I get excited any time somebody mentions Big Data in connection with a project I’m working on, but I’m usually disappointed because a lot of people use Big Data as a term to emphasize the importance of a data set, rather than to describe the nature of the dataset. The other common misconception is just the sheer underestimation of how big Big Data really is. Do you have a database with 10 million customer records? To a techie that probably fits pretty squarely into the ‘regular data’ realm rather than Big Data.

I recently found a definition that I thought was good. Unfortunately it’s not concise, but I can summarize. Big Data doesn’t just refer to size in gigabytes of a dataset, but also the complexity of that dataset. A Big Data dataset is usually one that has a large volume of data, but also that data tends to be relatively unstructured (especially when it’s compared to the structured data usually found in a regular relational database) or has complex relationships. The full definition and explanation is on MIKE2.0.

Big Data Concepts

To fully grasp the role of Big Data technologies you should first know what I mean when I say MapReduce and NoSQL. These are topics that can get pretty tough, but I’ll define them generally.

MapReduce – MapReduce is a programming model developed by Google for the purpose of processing large amounts of data. If you want to perform calculations on a large set of data then MapReduce is for you.
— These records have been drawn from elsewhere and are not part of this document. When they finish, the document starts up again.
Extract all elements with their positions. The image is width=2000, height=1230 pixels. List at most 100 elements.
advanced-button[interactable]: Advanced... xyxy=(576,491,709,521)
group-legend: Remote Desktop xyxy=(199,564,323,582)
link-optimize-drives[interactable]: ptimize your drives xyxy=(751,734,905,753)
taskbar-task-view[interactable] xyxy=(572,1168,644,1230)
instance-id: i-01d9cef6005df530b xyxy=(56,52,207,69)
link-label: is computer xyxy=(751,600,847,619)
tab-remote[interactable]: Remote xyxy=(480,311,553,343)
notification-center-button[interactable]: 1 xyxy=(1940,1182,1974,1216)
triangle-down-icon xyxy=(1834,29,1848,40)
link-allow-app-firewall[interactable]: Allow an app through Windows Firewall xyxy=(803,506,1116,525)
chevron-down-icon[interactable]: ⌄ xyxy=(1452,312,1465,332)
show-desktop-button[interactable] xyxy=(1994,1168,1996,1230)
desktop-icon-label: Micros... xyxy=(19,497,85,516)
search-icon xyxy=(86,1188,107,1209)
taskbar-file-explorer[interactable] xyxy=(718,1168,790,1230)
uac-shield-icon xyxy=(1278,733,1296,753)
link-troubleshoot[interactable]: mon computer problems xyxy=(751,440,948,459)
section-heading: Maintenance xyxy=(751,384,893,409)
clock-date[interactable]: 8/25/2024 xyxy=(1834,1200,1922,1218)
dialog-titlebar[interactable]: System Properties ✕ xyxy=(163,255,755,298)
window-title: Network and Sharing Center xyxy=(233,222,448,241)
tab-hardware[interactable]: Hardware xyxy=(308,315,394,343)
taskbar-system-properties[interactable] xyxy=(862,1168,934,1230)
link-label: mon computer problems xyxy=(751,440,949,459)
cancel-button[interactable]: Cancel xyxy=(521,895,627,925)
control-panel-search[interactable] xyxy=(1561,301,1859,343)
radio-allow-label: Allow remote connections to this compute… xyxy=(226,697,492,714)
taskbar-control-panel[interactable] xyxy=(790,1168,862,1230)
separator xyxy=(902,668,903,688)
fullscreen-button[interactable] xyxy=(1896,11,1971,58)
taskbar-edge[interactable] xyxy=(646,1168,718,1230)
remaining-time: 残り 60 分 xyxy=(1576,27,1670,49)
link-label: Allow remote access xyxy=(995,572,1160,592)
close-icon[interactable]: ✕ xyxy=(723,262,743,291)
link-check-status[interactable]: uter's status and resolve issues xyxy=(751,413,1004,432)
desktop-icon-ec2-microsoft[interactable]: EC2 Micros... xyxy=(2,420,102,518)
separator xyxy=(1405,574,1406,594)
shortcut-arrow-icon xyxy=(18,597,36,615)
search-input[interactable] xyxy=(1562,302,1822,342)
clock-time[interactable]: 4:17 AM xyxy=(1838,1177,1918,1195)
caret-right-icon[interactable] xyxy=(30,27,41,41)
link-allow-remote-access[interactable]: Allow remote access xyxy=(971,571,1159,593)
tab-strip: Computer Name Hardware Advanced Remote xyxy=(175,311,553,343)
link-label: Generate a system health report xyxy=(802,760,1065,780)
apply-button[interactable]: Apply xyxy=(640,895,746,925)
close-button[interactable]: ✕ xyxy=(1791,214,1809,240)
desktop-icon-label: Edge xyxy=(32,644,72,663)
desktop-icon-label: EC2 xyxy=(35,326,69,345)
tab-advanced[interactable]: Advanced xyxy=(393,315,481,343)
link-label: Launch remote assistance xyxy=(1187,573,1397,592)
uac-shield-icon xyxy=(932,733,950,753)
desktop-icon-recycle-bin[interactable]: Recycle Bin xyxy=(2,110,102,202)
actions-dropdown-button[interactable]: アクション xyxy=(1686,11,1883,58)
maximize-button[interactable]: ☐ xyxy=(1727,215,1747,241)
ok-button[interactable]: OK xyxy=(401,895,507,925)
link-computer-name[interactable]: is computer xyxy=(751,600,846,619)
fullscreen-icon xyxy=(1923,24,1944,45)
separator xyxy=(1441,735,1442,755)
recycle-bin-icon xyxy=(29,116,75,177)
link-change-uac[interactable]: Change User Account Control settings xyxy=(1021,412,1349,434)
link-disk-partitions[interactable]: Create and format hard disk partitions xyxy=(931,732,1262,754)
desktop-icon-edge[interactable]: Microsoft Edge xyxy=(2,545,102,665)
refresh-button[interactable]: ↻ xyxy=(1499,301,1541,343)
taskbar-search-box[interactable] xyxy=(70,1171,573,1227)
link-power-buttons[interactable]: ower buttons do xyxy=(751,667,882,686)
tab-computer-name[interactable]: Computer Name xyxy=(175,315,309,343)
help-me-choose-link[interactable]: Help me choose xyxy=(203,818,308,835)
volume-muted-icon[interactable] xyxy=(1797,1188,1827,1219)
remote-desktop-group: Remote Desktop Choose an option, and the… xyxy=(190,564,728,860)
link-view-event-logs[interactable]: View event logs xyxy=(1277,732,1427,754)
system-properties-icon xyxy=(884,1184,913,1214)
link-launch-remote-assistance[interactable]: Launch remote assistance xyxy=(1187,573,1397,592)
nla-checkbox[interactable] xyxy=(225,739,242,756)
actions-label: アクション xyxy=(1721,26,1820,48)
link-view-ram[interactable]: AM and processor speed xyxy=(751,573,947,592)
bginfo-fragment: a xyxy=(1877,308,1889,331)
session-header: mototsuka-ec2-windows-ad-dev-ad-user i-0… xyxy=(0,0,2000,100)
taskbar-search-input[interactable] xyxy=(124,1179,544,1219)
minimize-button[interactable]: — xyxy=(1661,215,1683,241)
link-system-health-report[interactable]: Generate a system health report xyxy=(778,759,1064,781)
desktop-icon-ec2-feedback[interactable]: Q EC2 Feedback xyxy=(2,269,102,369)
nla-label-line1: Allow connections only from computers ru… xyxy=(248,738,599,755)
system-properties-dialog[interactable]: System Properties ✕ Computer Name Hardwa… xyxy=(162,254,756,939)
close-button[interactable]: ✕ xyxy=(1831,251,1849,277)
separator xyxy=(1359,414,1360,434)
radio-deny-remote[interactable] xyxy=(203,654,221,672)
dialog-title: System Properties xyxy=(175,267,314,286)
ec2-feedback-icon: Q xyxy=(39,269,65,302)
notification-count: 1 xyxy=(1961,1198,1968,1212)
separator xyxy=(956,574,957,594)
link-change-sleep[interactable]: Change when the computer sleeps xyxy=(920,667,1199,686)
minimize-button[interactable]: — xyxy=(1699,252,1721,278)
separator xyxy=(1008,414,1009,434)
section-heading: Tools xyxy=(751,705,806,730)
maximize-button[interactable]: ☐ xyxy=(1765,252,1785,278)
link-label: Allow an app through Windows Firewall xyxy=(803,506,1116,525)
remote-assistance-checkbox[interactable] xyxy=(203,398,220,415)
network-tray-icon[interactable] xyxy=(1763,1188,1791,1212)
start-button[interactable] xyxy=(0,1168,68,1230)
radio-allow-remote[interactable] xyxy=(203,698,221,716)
NoSQL – NoSQL refers to a broad set of database technologies that break from the traditional model for storing data in a structured fashion. In NoSQL databases the emphasis is on quickly storing and reading massive amounts of data. As a trade-off they generally lose some consistency in terms of data access. This means it might take some time for data to propagate to all of the servers, so querying data can result in out of date results. NoSQL implementers should evaluate whether or not it’s it’s important to be able to query new data the instant it’s added to the database.

Big Data Technologies

So hopefully you’ve gathered by now that Big Data is a wide field with a number of things to consider when picking technologies to house and serve your data, and befitting a large technological problem there are a number of solutions available, most of which aren’t a stand-alone solution to the Big Data problem. These software packages that are available to make working with Big Data easier are best used in conjunction with other software and services to make up your whole data management solution. There are many solutions to choose from, but I want to cover just a few of the most popular ones that you’re most likely to run into.

Apache’s Hadoop

Hadoop is a popular open source MapReduce framework managed and distributed by the Apache Software Foundation. Hadoop at its simplest is a framework for distributing MapReduce work across a cluster of many servers. Individual servers can be added or removed from a Hadoop cluster with little effort, so if you anticipate an incoming spike in data then you can add servers and then remove them after the spike subsides. This model of distributed computing across a cluster of inexpensive hardware is typical of most MapReduce frameworks. Apache also distributes a NoSQL database solution and a number of other Big Data software tools as a part of the Hadoop project. The popular data analysis software Tableau actually can integrate with a dataset stored in a Hadoop NoSQL cluster. If you already know how to use Tableau then there’s pretty limited learning curve for data analysts.

Google’s BigQuery

BigQuery is a very cool new service provided by Google for the storage and querying of big unstructured data. Google’s goal with BigQuery is to build a database that can store vast amounts of data and very quickly return results for ad-hoc queries (their goal was to be able to scan a 1 terabyte table in one second). You can access your data with SQL through a browser based interface or a REST based API. It’s important to note that BigQuery is primarily a tool for analysis. You can dump in billions of rows of records and perform fast ad-hoc queries to give you important actionable information about your dataset, but it’s not meant to be a database backend for an application.

MongoDB

MongoDB is a special kind of NoSQL database called a ‘document store’. Mongo is a database that allows you to easily ‘shard’ data across multiple servers. Much like a hadoop cluster you can create a mongo cluster and add or remove servers very easily. Unlike hadoop, mongo is primarily a data storage system meant for the storage and quick retrieval of large quantities of data. In addition mongo is a fairly mature technology and has many features that make it a viable potential replacement for traditional relational databases as the backend database for applications.

Redis

Redis is another NoSQL solution, but is very different from MongoDB. Redis stores arbitrary key value pairs only in perishable memory. The goal of redis is super-fast lookup and read times on data and for this reason it competes directly with Memcached as a caching solution. The nature of the in-memory storage of redis is that you must have some sort of on-disk database solution (another NoSQL solution, or even a relational database solution like MySQL). Redis is a great tool for dealing with Big Data in the context of an application that delivers data to many users.